The Public Education Department (PED) released results of the 2016 teacher evaluations Friday, and the union had a lot to say.
It’s the third year of teacher evaluations, and PED said this year’s data is more accurate than the first two years, but the teacher’s union continues to claim the entire system is unfair.
This year’s evaluations show more than 1,000 of the 21,000 teachers included were considered ineffective – that is an increase of two percentage points from last year.
Also increasing, the number of exemplary teachers. There are now 800, an increase of more than one percentage point from 2015.
But the report shows the majority of teachers fall in the middle. PED said this year’s evaluation is more comprehensive than year’s past.

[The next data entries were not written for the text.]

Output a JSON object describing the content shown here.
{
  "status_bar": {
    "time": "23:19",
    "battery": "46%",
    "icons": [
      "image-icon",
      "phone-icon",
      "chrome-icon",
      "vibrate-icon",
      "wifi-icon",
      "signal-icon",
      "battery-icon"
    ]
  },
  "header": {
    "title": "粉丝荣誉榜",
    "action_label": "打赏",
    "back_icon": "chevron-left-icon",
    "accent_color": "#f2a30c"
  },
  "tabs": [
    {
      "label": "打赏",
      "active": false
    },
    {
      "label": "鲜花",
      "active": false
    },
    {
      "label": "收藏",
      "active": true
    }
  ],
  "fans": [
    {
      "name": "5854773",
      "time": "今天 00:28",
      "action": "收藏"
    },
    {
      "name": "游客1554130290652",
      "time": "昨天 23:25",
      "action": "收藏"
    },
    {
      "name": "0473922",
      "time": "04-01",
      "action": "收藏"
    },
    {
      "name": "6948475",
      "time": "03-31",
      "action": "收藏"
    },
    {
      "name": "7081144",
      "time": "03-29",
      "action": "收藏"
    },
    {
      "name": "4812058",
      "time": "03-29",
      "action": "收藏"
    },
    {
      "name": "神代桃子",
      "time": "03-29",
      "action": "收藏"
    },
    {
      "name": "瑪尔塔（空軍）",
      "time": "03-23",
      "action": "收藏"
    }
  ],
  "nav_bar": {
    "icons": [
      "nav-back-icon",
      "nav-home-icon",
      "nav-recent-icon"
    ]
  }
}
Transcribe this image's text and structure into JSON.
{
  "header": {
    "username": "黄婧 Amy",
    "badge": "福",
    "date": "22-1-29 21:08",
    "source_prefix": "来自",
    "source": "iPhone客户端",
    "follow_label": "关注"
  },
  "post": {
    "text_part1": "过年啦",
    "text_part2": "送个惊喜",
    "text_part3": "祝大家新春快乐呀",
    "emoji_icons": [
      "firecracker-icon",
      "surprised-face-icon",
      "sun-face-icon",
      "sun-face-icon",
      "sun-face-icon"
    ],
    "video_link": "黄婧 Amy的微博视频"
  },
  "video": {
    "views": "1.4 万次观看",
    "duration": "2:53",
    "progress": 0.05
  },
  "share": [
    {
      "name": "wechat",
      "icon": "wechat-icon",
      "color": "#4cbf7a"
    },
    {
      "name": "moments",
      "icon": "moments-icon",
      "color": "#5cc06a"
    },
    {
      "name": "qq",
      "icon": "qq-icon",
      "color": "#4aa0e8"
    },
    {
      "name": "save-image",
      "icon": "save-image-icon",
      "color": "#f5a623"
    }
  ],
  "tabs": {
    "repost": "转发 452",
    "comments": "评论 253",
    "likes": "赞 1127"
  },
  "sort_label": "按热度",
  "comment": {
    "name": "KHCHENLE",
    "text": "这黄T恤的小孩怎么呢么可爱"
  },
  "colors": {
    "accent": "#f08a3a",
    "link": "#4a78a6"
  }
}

“Most recent year of data is included. We have a simplified process. No teacher has data that is not related to his or her students. In the past there was data from a school that was included in the teacher’s evaluation,” said Hanna Skandera, secretary, Public Education Department.
The teacher’s union said student test scores are not an accurate reflection of teaching quality and should be separate from teacher evaluations.
“Teachers want to be evaluated, we want feedback on our work. We want our principals to talk to us about our teaching. We don’t want it tied to a test score,” Ellen Bernstein, president, Albuquerque Teachers Federation.
PED delayed the release of this year’s NMTEACH results — waiting until after the start of the school year to ease teacher’s fears of it affecting their jobs or pay for this school year.
The teachers union has sued trying to halt the evaluations. Right now, there is a temporary injunction that protects teachers from negative consequences as a result of the evaluation. A hearing on that is scheduled for October.